Kanada: Gericht erklärt Schere-Stein-Papier-Spiel um 500.000 CAD für ungültig

Veröffentlicht am: 25. April 2020, 05:30 Uhr. 

Letzte Aktualisierung am: 13. Mai 2020, 12:02 Uhr.

Das Berufungsgericht in Quebec, Kanada, hat einen Schuldbetrag in Höhe von 500.000 CAD (ca. 330.000 Euro), der aufgrund von drei Schere-Stein-Papier-Spielen zustande gekommen war, für nichtig erklärt. Dies hat The Canadian Press am Donnerstag berichtet.

Berufungsgericht Quebec
Der Fall wurde am Berufungsgericht in Quebec entschieden (Édifice Ernest-Cormierby Robert Cutts, licensed under CC BY-SA 2.0)

Die betreffenden Spiele hätten im Januar 2011 stattgefunden, sagte der Gewinner der Summe, Michel P., vor Gericht.
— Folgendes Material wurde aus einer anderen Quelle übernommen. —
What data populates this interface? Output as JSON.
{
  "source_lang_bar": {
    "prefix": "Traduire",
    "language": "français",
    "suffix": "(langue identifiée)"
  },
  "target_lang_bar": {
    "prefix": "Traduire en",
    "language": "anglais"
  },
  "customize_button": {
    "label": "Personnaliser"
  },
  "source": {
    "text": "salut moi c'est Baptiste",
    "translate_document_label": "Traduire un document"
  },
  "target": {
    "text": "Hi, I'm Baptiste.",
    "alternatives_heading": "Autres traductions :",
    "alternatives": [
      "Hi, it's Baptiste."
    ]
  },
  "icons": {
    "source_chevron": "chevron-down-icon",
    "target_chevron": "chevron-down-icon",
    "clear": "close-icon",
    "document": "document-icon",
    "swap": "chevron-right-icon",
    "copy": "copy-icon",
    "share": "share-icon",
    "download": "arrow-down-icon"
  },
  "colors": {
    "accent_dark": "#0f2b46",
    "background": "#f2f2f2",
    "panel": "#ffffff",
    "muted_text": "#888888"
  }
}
Er habe in der Vergangenheit häufig mit seinem Bekannten gespielt und gewettet. Im vorliegenden Fall sei vereinbart worden, dass der Gewinner nach drei aufeinander folgenden Spielen feststehen sollte.

Der unglückliche Verlierer des beliebten Handspiels, Edmund H., habe eine Hypothek auf sein Haus aufnehmen müssen, um die Schulden zu begleichen, was von einem Notar bestätigen worden sei.
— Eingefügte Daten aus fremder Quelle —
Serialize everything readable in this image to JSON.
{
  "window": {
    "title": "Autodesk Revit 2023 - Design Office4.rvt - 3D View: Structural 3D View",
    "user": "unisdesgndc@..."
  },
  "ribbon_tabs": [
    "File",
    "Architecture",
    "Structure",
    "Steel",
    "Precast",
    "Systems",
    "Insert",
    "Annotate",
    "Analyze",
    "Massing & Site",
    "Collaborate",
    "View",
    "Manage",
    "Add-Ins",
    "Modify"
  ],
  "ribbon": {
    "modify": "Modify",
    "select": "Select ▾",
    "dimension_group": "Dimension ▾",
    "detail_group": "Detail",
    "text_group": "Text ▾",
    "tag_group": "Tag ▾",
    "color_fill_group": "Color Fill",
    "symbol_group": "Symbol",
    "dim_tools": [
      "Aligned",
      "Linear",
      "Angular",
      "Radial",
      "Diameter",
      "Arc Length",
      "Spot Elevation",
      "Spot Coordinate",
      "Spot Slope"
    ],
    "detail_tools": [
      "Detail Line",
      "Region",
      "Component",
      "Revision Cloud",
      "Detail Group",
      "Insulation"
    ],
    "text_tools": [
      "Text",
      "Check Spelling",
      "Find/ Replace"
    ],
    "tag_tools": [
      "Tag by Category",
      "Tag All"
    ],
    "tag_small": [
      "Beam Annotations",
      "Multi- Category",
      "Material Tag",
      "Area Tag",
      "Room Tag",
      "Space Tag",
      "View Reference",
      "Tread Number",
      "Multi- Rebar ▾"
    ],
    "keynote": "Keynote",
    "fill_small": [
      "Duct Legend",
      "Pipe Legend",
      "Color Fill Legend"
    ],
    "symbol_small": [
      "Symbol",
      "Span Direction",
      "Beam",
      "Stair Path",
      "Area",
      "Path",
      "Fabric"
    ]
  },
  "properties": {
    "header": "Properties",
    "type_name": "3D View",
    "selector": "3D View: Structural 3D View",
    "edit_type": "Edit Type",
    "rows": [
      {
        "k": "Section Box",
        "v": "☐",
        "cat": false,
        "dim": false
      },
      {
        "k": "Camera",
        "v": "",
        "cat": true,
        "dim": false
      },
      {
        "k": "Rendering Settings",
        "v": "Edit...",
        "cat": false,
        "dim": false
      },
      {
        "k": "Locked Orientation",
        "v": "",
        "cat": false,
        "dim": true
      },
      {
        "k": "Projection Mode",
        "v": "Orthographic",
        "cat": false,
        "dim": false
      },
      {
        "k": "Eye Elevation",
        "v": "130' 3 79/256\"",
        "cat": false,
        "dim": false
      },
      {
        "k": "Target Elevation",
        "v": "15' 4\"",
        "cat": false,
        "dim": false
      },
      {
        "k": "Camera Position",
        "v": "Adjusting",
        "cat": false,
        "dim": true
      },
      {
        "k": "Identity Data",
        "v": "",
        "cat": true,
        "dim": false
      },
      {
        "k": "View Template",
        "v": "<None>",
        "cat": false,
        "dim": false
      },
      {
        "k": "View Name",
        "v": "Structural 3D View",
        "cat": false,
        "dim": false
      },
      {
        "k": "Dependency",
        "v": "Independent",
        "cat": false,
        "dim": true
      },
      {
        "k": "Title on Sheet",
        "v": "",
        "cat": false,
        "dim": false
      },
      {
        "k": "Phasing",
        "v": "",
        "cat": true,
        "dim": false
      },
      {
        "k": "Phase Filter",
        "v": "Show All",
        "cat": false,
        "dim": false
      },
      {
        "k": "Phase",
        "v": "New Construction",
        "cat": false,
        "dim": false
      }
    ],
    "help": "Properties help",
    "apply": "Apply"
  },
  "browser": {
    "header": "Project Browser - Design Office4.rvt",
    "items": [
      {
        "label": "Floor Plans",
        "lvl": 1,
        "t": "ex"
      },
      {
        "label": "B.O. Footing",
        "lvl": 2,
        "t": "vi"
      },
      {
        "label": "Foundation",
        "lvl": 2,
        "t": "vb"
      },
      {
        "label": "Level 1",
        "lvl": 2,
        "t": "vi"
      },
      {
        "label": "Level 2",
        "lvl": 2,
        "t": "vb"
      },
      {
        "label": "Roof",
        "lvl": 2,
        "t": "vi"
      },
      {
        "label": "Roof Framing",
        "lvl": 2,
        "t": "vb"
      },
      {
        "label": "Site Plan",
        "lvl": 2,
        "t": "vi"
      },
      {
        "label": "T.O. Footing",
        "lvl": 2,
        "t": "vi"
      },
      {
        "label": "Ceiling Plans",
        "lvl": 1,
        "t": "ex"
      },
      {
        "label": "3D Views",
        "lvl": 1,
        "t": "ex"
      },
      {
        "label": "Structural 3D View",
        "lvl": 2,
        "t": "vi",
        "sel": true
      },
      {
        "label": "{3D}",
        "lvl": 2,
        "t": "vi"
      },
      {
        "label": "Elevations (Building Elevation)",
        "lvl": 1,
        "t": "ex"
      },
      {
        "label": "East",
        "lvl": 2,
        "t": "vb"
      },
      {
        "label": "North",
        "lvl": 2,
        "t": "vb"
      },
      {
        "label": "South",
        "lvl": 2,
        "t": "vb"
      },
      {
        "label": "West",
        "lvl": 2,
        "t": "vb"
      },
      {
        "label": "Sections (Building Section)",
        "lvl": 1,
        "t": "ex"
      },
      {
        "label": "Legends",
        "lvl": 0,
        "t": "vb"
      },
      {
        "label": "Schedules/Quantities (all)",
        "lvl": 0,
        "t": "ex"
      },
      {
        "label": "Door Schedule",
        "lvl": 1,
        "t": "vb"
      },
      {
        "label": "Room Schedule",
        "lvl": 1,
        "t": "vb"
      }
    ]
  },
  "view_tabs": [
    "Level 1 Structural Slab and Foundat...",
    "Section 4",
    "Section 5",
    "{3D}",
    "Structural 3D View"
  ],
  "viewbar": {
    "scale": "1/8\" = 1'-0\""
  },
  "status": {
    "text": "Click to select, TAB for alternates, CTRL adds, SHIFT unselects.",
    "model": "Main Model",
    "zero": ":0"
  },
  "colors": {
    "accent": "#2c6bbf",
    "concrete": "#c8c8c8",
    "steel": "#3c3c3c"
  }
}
In einer Entscheidung von 2017 habe das zuständige Gericht, der Quebec Superior Court, die Hypothek annulliert. Gegen diese Entscheidung habe P. nun Berufung eingelegt.
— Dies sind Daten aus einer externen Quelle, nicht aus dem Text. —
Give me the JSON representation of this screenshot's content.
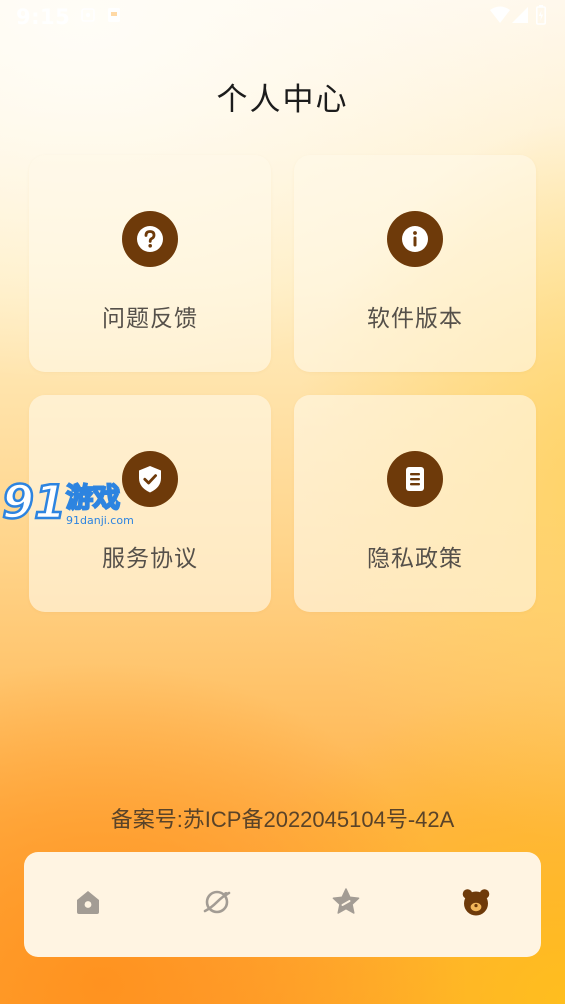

Schere-Stein-Papier, Schnick Schnack Schnuck oder Ching Chang Chong. Das Spiel mit den vielen Namen ist so beliebt, dass ihm sogar ein internationaler Feiertag gewidmet ist. Dieser ist am 27. August und wurde von der World Rock Paper Scissors Association [Seite auf Englisch] ins Leben gerufen.

Dass auf Schere-Stein-Papier gewettet wird, scheint nicht mehr so ungewöhnlich, wenn man sich anschaut, auf welche Kuriositäten im Jahr 2019 gewettet wurde.

Schere-Stein-Papier – Glück oder Geschicklichkeit?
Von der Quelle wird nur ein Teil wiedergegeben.